BetterLife International Organization’s Soilla app is changing that. Developed as part of BetterLife’s commitment to using technology in service of vulnerable farming communities, Soilla uses artificial intelligence to analyse soil from a simple photograph taken on a smartphone. In minutes, the farmer receives a detailed assessment of their soil’s condition and recommendations on the best crops to plant, the organic amendments to apply, and the management practices most likely to improve yields.
The technology behind Soilla combines computer vision with agronomic databases built from soil science research and local growing conditions. When a farmer photographs their soil, the app analyses colour, texture, and other visual indicators to estimate pH, nutrient levels, organic matter content, and drainage characteristics.

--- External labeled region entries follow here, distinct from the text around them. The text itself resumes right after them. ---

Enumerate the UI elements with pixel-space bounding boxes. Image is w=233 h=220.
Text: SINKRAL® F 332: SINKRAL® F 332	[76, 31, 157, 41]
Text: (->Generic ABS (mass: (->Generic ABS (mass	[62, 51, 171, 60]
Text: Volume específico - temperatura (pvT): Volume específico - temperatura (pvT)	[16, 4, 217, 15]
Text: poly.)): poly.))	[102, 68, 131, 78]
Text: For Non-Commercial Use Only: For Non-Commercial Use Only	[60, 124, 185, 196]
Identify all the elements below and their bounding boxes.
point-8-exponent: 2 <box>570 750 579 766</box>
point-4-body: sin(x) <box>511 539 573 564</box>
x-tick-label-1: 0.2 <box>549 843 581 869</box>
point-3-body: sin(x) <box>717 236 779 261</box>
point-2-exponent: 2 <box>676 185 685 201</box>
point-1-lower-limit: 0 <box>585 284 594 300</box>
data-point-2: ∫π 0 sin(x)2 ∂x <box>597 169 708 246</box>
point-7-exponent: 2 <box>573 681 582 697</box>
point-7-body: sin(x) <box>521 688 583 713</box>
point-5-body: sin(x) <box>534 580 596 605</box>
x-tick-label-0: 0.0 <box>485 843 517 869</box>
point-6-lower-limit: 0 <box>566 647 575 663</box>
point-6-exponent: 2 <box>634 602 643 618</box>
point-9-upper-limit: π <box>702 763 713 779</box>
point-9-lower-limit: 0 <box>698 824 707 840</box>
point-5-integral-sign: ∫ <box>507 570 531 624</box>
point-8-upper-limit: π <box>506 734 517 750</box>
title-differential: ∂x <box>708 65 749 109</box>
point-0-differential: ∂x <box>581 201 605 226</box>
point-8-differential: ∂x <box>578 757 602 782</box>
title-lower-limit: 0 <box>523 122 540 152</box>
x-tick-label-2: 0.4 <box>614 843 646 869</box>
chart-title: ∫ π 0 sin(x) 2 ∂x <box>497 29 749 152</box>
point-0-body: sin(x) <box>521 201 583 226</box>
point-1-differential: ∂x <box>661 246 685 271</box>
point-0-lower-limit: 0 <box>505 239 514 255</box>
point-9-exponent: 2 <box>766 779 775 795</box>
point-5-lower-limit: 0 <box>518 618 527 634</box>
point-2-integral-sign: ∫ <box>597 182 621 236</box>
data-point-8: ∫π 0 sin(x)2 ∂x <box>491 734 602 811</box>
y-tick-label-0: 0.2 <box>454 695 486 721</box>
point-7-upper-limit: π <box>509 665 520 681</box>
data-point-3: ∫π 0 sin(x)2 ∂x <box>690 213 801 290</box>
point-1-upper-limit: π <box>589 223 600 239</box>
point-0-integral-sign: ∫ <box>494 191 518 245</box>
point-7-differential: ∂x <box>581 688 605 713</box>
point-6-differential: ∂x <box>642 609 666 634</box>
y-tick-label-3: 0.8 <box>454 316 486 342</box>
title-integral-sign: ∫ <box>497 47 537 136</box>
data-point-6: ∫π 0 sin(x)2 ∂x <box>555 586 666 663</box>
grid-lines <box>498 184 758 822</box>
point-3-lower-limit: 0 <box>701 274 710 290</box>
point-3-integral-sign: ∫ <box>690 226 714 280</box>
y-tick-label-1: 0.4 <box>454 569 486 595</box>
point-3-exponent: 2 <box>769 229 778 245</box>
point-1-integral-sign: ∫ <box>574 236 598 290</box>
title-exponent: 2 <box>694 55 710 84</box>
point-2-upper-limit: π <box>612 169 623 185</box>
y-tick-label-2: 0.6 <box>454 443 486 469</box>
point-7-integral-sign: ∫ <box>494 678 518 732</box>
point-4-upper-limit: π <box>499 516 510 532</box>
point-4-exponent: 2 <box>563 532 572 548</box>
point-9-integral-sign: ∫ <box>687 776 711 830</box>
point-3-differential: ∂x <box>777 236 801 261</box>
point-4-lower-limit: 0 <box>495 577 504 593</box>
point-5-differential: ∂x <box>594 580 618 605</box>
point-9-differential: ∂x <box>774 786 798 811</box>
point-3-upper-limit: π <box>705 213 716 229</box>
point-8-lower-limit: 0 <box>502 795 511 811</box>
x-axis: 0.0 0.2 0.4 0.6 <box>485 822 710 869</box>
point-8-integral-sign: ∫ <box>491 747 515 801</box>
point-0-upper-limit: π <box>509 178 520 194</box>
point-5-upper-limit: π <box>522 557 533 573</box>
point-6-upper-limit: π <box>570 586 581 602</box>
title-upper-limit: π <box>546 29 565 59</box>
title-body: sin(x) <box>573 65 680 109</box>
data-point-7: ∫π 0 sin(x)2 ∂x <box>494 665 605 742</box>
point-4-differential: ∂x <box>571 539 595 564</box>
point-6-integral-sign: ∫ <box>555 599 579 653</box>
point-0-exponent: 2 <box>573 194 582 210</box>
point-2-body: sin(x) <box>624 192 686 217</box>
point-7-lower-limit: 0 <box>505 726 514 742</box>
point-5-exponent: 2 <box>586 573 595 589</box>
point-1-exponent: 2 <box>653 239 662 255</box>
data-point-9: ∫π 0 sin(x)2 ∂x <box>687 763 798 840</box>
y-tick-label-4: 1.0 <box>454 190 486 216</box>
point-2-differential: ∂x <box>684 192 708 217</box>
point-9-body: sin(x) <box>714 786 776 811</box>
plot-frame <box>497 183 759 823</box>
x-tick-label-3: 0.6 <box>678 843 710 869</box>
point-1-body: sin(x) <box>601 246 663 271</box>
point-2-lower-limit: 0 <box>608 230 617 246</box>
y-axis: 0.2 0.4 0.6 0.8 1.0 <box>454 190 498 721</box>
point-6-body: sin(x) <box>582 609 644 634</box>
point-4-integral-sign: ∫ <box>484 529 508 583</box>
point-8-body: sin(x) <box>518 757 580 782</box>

The output is practical, jargon-free advice that a farmer can act on immediately.
“I showed the app my soil and it told me it was too compacted and low in nitrogen,” said a farmer participating in a BetterLife pilot in Central Uganda. “It suggested I add compost and plant beans before maize to fix the nitrogen. I did it, and my maize yield this season was the best I have had in years.” His experience illustrates the app’s transformative potential: it puts professional-level agronomic knowledge in the hands of a farmer with a smartphone, with no laboratory, no specialist, and no waiting.
Beyond soil analysis, Soilla provides real-time monitoring of soil conditions through integration with low-cost soil sensors that BetterLife is piloting in demonstration farms. These sensors measure temperature, moisture, and electrical conductivity at regular intervals, sending data to the app and alerting farmers when conditions require attention.
The app also incorporates a market intelligence module: farmers can check real-time commodity prices in their local and regional markets, helping them decide what to plant based not just on agronomic conditions but on economic opportunity. This feature addresses a persistent problem in smallholder farming: producers growing crops for which prices have collapsed, while better-priced crops remain unplanted for lack of market information.
BetterLife is rolling out Soilla across its network of partner communities in Uganda and piloting its use in school programmes as an agricultural education tool. The app is designed to work on modest hardware with limited connectivity, a deliberate choice to ensure it reaches the farmers who need it most, not just those with high-end devices and reliable internet access.
The Soilla app is a concrete expression of BetterLife’s belief that technology should serve the most marginalised communities. It is the kind of innovation that does not make headlines in Silicon Valley but makes an immediate, tangible difference in the fields and gardens of East Africa. And in those fields, that difference is everything.